Hayvancılıkta robotun kullanıldığı diğer bir alan da hayvan beslemedir. Bu hususta iki sistemden söz edilebilir. Bunlardan daha eski olanı sabit yemleme duraklarıdır. Özellikle kesif yemle beslemede bu sistemden yararlanılmaktadır. Hayvan ihtiyaç duyduğu zaman yemleme durağının önüne gelmekte, bu arada boynundaki çipten hayvanın ne kadar yem yiyeceğini anlayan sistem o kadar kesif yemi yemliğe dökmekte ve hayvan ihtiyaç duyduğu yemi yemektedir. Bu sistemin en büyük yararı sağladığı iş gücü tasarrufu yanında hayvanın ihtiyacından fazla yem yemesini önleyerek yemden tasarrufu da temin etmiş olmasıdır. Burada, örneğin ineğin gebelik, kuru dönem ve pik süt dönemi ihtiyaçlarını çipten okuyan sistem ona göre yem çeşidini ve miktarını ayarlamaktadır.
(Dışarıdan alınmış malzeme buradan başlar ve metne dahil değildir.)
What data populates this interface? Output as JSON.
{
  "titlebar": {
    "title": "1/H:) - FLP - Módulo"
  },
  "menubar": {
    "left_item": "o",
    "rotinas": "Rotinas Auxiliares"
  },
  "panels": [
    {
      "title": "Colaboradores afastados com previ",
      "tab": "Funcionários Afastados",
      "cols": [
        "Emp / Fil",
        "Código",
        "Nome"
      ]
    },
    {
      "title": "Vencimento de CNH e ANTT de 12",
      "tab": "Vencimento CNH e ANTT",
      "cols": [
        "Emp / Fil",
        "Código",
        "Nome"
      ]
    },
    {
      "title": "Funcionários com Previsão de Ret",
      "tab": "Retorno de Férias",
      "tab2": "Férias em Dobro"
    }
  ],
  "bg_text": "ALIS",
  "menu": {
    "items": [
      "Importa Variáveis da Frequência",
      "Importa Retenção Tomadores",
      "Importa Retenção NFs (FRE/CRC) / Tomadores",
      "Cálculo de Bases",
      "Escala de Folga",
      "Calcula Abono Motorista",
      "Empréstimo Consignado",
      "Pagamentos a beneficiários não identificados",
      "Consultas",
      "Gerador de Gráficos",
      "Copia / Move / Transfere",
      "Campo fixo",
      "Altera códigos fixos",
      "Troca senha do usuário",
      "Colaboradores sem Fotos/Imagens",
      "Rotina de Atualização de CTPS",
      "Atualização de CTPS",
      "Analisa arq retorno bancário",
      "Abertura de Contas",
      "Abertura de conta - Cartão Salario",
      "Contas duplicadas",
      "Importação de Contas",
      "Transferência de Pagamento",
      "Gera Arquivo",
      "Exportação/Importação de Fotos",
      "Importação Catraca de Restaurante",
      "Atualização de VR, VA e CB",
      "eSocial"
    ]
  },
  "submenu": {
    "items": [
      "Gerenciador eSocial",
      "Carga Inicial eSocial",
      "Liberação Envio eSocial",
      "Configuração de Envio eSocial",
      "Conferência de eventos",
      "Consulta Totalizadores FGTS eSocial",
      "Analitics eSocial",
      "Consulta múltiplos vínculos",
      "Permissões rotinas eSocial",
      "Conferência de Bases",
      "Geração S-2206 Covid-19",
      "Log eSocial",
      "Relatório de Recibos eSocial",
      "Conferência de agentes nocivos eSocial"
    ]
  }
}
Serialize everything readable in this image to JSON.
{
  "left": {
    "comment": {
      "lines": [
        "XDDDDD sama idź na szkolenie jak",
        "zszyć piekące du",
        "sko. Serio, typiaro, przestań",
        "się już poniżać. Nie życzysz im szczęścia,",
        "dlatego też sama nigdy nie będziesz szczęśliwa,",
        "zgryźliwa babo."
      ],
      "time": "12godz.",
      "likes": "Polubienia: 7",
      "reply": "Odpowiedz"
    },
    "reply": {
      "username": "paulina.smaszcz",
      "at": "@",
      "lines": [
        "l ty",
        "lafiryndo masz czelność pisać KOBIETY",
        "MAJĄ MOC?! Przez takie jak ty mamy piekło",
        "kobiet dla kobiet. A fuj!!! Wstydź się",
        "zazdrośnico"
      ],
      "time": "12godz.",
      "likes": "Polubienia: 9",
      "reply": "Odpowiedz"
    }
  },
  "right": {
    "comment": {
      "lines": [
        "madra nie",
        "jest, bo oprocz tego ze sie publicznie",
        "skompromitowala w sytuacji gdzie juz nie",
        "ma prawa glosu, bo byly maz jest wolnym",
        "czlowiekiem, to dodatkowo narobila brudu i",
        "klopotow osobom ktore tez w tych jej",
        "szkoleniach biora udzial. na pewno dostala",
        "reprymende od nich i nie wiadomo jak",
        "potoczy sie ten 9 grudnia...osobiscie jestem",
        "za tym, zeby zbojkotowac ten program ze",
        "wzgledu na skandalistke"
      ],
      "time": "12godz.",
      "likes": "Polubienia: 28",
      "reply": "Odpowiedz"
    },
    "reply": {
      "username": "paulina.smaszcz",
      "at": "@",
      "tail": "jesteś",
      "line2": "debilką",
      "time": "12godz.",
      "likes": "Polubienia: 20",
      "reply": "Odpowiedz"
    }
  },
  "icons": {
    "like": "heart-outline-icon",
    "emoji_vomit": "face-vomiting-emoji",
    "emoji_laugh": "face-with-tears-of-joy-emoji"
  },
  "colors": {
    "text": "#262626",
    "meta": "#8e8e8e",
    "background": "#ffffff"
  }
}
Son zamanlarda kullanılmaya başlayan yemleme robotu ise seyyardır. Yani robot bilgisayar sistemine kaydedilen kesif ve kaba yemden oluşan TMR’ın içerdiği ham maddeleri depolardan kendisi almakta, parçalara ayırıp karıştırdıktan sonra ahırda hayvanların yemliklerine dağıtmaktadır. Bu yöntemin de en büyük yararı iş gücü tasarrufunu sağlaması ve yemin israfını önlemesidir. Robotun kullanıldığı bir alan da buzağı beslenmesidir. Buzağıların topluca bulunduğu bölmeye konulan otomatik buzağı emzirme robotlarında buzağılar istedikleri kadar anne sütü veya mamayı emebilmektedirler.